Quelle désillusion de se rendre compte qu’après plus de 20 ans passés très loin des siens, que  tout se refait selon le même scénario, pas de rupture, les hommes intègres d’hier deviennent des bourreaux, l’ordre des choses reste inversé, ils veulent juste baffer, tuer, jouir, se reproduire, polluer.

Ils ne cherchent pas de rupture, ils veulent juste consommer plus, placer leur progéniture plus près de la mangeoire.

Quelle peine ! Quelle douleur ! Mon cœur saigne.

Et pourtant dans des moments  difficiles que traverse une nation, un peuple, le silence, la retenue valent parfois mieux que tout, même si l’on sait que le silence peut aussi avoir des conséquences au même titre que la parole.

Un juriste, un homme d’honneur ne peut et ne doit pas humilier, des prisonniers politiques, des opposants politiques par vanité en vue d’approcher une personne, d’être un subalterne d’une nouvelle tyrannie, en vue d’être complaisant ou un bon valet sans honneur.

Car il faut retenir ceci: Une seule injustice, un seul crime, une seule illégalité, surtout si elle est officiellement enregistrée, confirmée, une seule injure à la justice, et au droit surtout si elle est universellement, légalement, nationalement, commodément acceptée par une partie du peuple, un seul crime rompt et suffit à rompre tout le pacte social, tout le contrat social, une seule forfaiture, un seul déshonneur suffit à perdre, d’honneur, à déshonorer tout un peuple.

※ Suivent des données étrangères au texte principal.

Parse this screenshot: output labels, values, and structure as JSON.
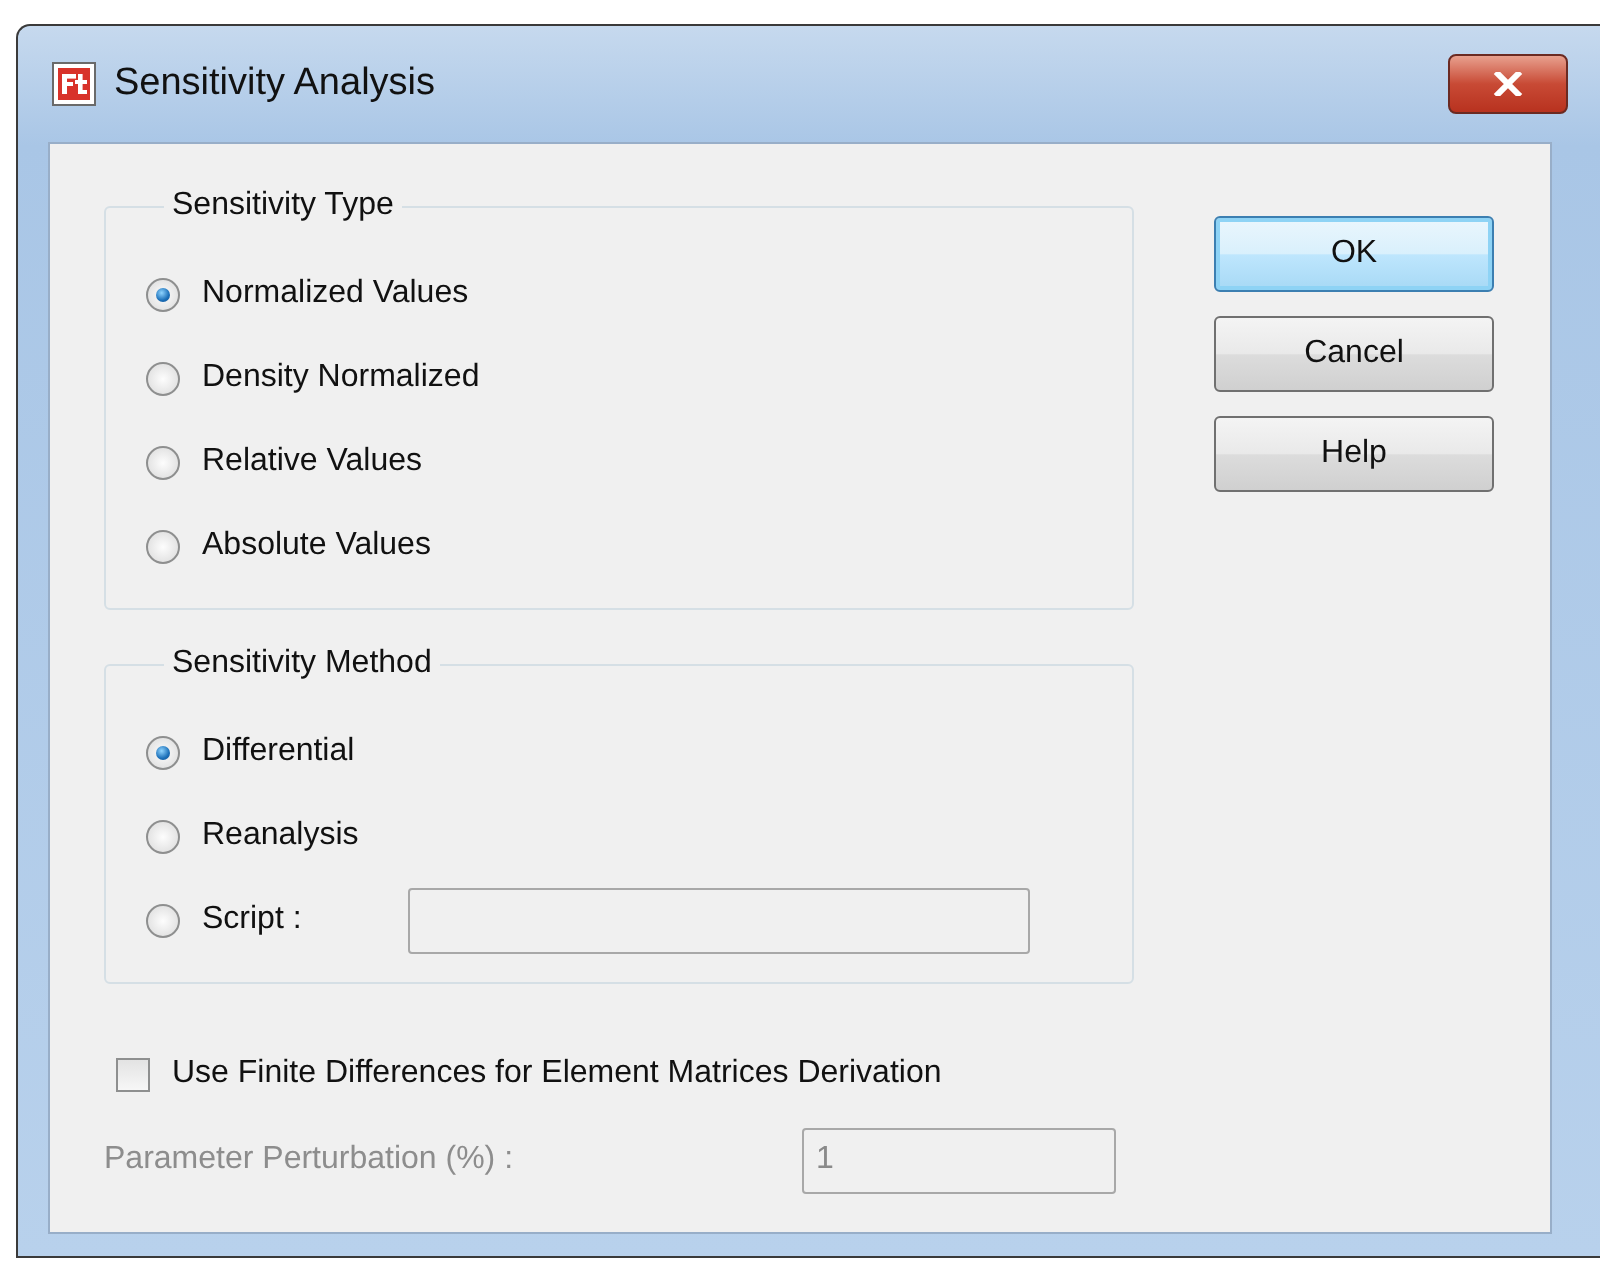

Et pourtant cette élite guinéenne, ces bandits de grands chemins font usage de tous ces maux contre les faibles,  et j’en ai fait à mes frais à la maison centrale de Conakry en 1996. Je suis donc un témoin vivant de votre ignominie, humiliation. Et ceux qui étaient à la base de mon emprisonnent suivi d’humiliation, d’abus des militaires sur moi, de ma séquestration en 1996 comme Mr. KERFALLA KPC CAMARA sont encore vivants. Et  je n’ai pas oublié. Mais j’essaie de pardonner, même si vos séquestrations m’ont enlevé ma vue, donc un œil pour la vie, ainsi marquée à jamais.

En somme qui croire dans ce pays, qui pour rompre avec cette injustice et cette humiliation permanente des opposants politiques, des faibles, des cadres intègres pour que la Guinée puisse retrouver le chemin de la paix, la liberté et l’unité ?

La Guinée n’a t-elle pas mérité d’avoir des grands hommes politiques ?

Oh seigneur, si je dois un jour rentrer de mon exil pour faire subir au peuple de Guinée la même humiliation ou être une subalterne d’une tyrannie, alors toi Dieu le tout puissant, je te prierais de me laisser à jamais dans mon exil, avec ma plume comme seule compagne intègre, ma besogne éreintante.

Courage à Foniké Mengé Sylla et tous les prisonniers politiques en Guinée.

« Seul le corps peut aller en prison, l’esprit ne peut être prisonnier, on ne peut pas attraper le vent ».